冷血心臓外科医はお飾り妻を逃がさない~愛なき契約から始まる甘く暴かれる独占婚~
「久しぶりだな。にしても、どうした? 仕事? それともどこか具合が?」

 どちらの予想もはずれで、私は正直に答える。

「友達が入院しているのでお見舞いに来たんです」

「そっか。友達、早くよくなるといいな。あ、隣座っていい?」

 すぐに気遣いの言葉が出るのが彼らしい。断る理由はなく促すと、小宮さんはテーブルにトレーを置いた。

「仕事、どう?」

 久しぶりに会う元同僚に対しては無難な話題だ。けれど、少しだけ言葉を迷う。

「それが……ダミアノ製薬は辞めたんです」

 理由を聞かれたら、なんて答えようか。自然と次の質問を予測し、回答を考える。

「それはよかったと思う」

「え?」

 どうして?と聞かれるかと思ったが、小宮さんはどこか安堵めいた表情をしている。

「正直、ダミアノにいた頃はかなり強引なやり方で契約を取るように言われたし、上層部はグレーなことをしているって噂もあった。人事評価は個人の好みに左右されるから上に媚びを売る必要もあって嫌気が差したんだ」

 吐き捨てるように小宮さんは語る。直接営業の仕事をしていなかったので、彼の苦悩はわからないが、人事評価については思い当たる節があった。
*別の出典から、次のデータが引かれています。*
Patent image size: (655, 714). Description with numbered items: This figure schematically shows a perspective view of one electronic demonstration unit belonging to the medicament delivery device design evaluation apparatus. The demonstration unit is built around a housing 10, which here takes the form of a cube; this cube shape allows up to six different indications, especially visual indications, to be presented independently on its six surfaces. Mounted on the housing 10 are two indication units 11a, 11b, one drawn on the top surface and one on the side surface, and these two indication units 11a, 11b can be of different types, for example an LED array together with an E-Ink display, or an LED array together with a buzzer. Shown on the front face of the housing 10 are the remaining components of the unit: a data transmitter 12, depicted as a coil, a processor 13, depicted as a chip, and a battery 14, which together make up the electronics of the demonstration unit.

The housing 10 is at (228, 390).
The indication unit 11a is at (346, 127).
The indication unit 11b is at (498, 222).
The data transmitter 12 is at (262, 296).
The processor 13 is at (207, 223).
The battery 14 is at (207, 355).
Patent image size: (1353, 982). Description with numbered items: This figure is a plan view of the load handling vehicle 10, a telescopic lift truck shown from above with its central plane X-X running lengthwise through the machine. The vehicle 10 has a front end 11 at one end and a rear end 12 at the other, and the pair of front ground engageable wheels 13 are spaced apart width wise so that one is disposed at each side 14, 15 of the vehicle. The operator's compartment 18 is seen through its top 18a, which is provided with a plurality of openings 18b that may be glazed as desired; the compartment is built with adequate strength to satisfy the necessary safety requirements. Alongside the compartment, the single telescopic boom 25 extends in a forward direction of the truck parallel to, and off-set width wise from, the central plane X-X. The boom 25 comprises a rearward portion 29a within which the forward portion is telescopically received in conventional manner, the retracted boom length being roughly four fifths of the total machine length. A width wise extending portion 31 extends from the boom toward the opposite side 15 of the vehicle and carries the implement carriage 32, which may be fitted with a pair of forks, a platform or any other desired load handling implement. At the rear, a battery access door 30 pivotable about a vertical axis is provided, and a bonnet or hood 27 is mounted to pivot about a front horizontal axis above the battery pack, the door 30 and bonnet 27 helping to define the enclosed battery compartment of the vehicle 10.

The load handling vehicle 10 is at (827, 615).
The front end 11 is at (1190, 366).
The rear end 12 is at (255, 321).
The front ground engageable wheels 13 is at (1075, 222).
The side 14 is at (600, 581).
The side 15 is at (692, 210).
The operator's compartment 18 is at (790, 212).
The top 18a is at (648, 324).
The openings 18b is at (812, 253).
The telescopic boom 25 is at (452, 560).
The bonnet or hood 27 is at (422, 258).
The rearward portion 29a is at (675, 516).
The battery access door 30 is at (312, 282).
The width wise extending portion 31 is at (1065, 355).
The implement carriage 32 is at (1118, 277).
「とくに石坂がいただろ?  最初は新入社員として真面目に仕事に取り組んでいたのに、あいつ、親がダミアノの重役だからって徐々に好き勝手やるようになって。森下課長なんてまったく注意もできず、石坂の言いなりでさ」

 まさか小宮さんが石坂さんにまで言及するとは思わなかった。